Like most Scots of his generation, D.O. Hill was a great fan of both Rabbie Burns and Sir Walter Scott. Several of his and Robert Adamson’s compositions recreated characters from Scott’s novels (like this one from The Antiquary) and he was an illustrator of both writers, spending quite some time in Ayrshire prior to publishing a collection of engravings called The Land of Burns. He was also a lover of Burns’ songs and poetry.
But although this was in my mind while writing In the Blink of an Eye, it was only when I found out about the Ballochmyle calotypes* and Hill’s visit to Ballochmyle House (possibly in the company of his friend and assistant Jessie Mann – how we novelists love the possiblies!) that I had the opportunity to make a bit more of this connection.
I soon found out there is a song by Burns called The Bonnie Lass of Ballochmyle and there’s an explanation of the story behind the song here. The lady in question was a member of the family Hill would have visited. But in the end her story was peripheral, while Jessie Mann’s was not and in the end I used the visit and the chapter as a turning point for both her and D. O.
So to celebrate Burns Night 2019, here’s a clip of the song as sung by the late Peter Mallan and a short extract from Chapter 12 of In the Blink of an Eye, ‘The Braes of Ballochmyle’.
The Braes of Ballochmyle
From In the Blink of an Eye, Chapter 12
This passage forms the conclusion to a well-meant but in the end unsuccessful excursion to Ayrshire.
While they were gone, and with the house falling silent, Jessie roamed the downstairs rooms until she found the Kingencleuch library. She pushed open the heavy door and went inside, hoping for a chemistry book or even some scientific papers to help her work out what to try next with the calotypes. Walking from shelf to shelf she could see only novels or biblical texts and with nothing better to do, sat down at a table bearing London magazines and a single heavy volume. The magazines contained stories and she flicked through them for a while although none held her interest. When she opened the book, the title page read, ‘The Land of Burns, a series of landscapes and portraits, illustrative of the life and writings of The Scottish Poet.’ The landscapes were from paintings by D.O. Hill Esq, R.S.A. This was what had brought him here before. The date was 1840, nearly twenty years ago.
She turned a few pages and examined the first few plates. Barskimming was a stretch of water not unlike the bend in the river they had seen the day before with its steep banks and overhanging trees, spanned by a high arched bridge. This is where they were having their picnic today, but she was happy enough to see these places through his eyes and in the fine lines his fingers had made.
She must have dozed off in the warmth and solitude. She was woken by D.O.’s voice and his head around the door.
‘They said you were hiding in here. Am I disturbing you?’
She shook herself and rubbed her hand over her face. The more she felt herself in a house of strangers, the more she welcomed his company. She motioned to the seat next to hers. ‘Look. I’m travelling without leaving the room.’

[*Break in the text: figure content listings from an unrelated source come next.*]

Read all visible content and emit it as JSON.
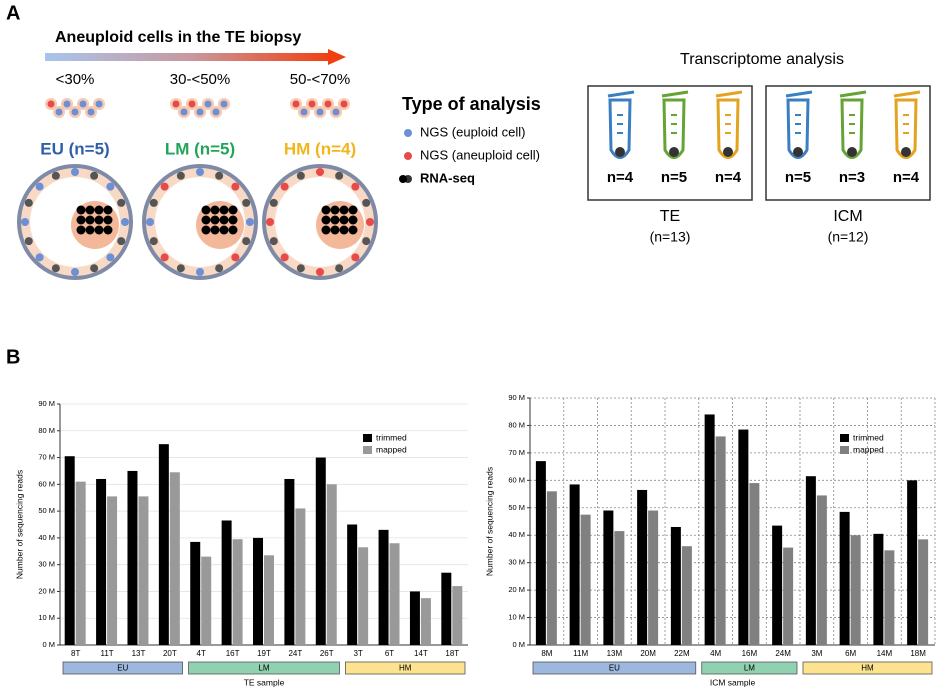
{
  "panel_a": {
    "label": "A",
    "gradient_title": "Aneuploid cells in the TE biopsy",
    "groups": [
      {
        "range": "<30%",
        "name": "EU (n=5)",
        "color": "#2f5fa8"
      },
      {
        "range": "30-<50%",
        "name": "LM (n=5)",
        "color": "#22a45a"
      },
      {
        "range": "50-<70%",
        "name": "HM (n=4)",
        "color": "#f2b51c"
      }
    ],
    "legend_title": "Type of analysis",
    "legend": [
      "NGS (euploid cell)",
      "NGS (aneuploid cell)",
      "RNA-seq"
    ],
    "transcriptome_title": "Transcriptome analysis",
    "boxes": [
      {
        "name": "TE",
        "total": "(n=13)",
        "tubes": [
          "n=4",
          "n=5",
          "n=4"
        ]
      },
      {
        "name": "ICM",
        "total": "(n=12)",
        "tubes": [
          "n=5",
          "n=3",
          "n=4"
        ]
      }
    ]
  },
  "panel_b": {
    "label": "B"
  },
  "chart_data": [
    {
      "type": "bar",
      "ylabel": "Number of sequencing reads",
      "xlabel": "TE sample",
      "grid": true,
      "vgrid": false,
      "categories": [
        "8T",
        "11T",
        "13T",
        "20T",
        "4T",
        "16T",
        "19T",
        "24T",
        "26T",
        "3T",
        "6T",
        "14T",
        "18T"
      ],
      "series": [
        {
          "name": "trimmed",
          "color": "#000000",
          "values": [
            70.5,
            62,
            65,
            75,
            38.5,
            46.5,
            40,
            62,
            70,
            45,
            43,
            20,
            27
          ]
        },
        {
          "name": "mapped",
          "color": "#999999",
          "values": [
            61,
            55.5,
            55.5,
            64.5,
            33,
            39.5,
            33.5,
            51,
            60,
            36.5,
            38,
            17.5,
            22
          ]
        }
      ],
      "groups": [
        {
          "name": "EU",
          "size": 4,
          "color": "#9db8de"
        },
        {
          "name": "LM",
          "size": 5,
          "color": "#8fd1b1"
        },
        {
          "name": "HM",
          "size": 4,
          "color": "#fde38f"
        }
      ],
      "ylim": [
        0,
        90
      ],
      "yticks": [
        {
          "value": 0,
          "label": "0 M"
        },
        {
          "value": 10,
          "label": "10 M"
        },
        {
          "value": 20,
          "label": "20 M"
        },
        {
          "value": 30,
          "label": "30 M"
        },
        {
          "value": 40,
          "label": "40 M"
        },
        {
          "value": 50,
          "label": "50 M"
        },
        {
          "value": 60,
          "label": "60 M"
        },
        {
          "value": 70,
          "label": "70 M"
        },
        {
          "value": 80,
          "label": "80 M"
        },
        {
          "value": 90,
          "label": "90 M"
        }
      ]
    },
    {
      "type": "bar",
      "ylabel": "Number of sequencing reads",
      "xlabel": "ICM sample",
      "grid": true,
      "vgrid": true,
      "categories": [
        "8M",
        "11M",
        "13M",
        "20M",
        "22M",
        "4M",
        "16M",
        "24M",
        "3M",
        "6M",
        "14M",
        "18M"
      ],
      "series": [
        {
          "name": "trimmed",
          "color": "#000000",
          "values": [
            67,
            58.5,
            49,
            56.5,
            43,
            84,
            78.5,
            43.5,
            61.5,
            48.5,
            40.5,
            60
          ]
        },
        {
          "name": "mapped",
          "color": "#808080",
          "values": [
            56,
            47.5,
            41.5,
            49,
            36,
            76,
            59,
            35.5,
            54.5,
            40,
            34.5,
            38.5
          ]
        }
      ],
      "groups": [
        {
          "name": "EU",
          "size": 5,
          "color": "#9db8de"
        },
        {
          "name": "LM",
          "size": 3,
          "color": "#8fd1b1"
        },
        {
          "name": "HM",
          "size": 4,
          "color": "#fde38f"
        }
      ],
      "ylim": [
        0,
        90
      ],
      "yticks": [
        {
          "value": 0,
          "label": "0 M"
        },
        {
          "value": 10,
          "label": "10 M"
        },
        {
          "value": 20,
          "label": "20 M"
        },
        {
          "value": 30,
          "label": "30 M"
        },
        {
          "value": 40,
          "label": "40 M"
        },
        {
          "value": 50,
          "label": "50 M"
        },
        {
          "value": 60,
          "label": "60 M"
        },
        {
          "value": 70,
          "label": "70 M"
        },
        {
          "value": 80,
          "label": "80 M"
        },
        {
          "value": 90,
          "label": "90 M"
        }
      ]
    }
  ]
}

He saw the book, open somewhere in the middle, and laughed. ‘I can’t recommend a better companion. Unless the man who wrote it.’
‘Then why don’t you tell me yourself?’
The text alongside the plates was by some professor. D.O. sat down and gave her his own version, starting from the beginning, stopping at each plate to recount his memories of how the weather had been, where he had stayed and which landscapes pleased him the most. The warmth of the room and the comfort of his voice lay over Jessie like a finely knitted shawl.
‘From Tarbolton to Mauchline is the finest stretch of the Ayr,’ he said, and even in her half-sleep she caught a wistfulness in his voice.
‘1840,’ she said. ‘So was Ann here with you?’
The silence lengthened. He shook his head. ‘Two summers I was here, sitting in the damp with my sketch pad when I could have been with my wife at my own fireside.’
She reached for his hand on the open book and covered it with hers. ‘You had your work to do. And you made good friends here who love you still.’
‘You’ve been as good a friend as any, Jessie.’
But he took his hand away and went back to the book, turning over the last few pages, smiling to himself over some tale of mischief at Tarbolton Cross.
As he closed the book, he flexed the fingers Jessie knew were plagued with rheumatism. This had been the first cause of it, the reason sketching and sometimes painting cost him dear.
‘I have let you down with the calotyping,’ she said. ‘I can do better.’
Now he was the one to reach for her hand. ‘You have done wonders, Jessie, and maybe there are others who will give you work. There are plenty more calotypists these days. You must decide for yourself.’
He sat back in his chair, his eyes never leaving hers. ‘But I am done with it.’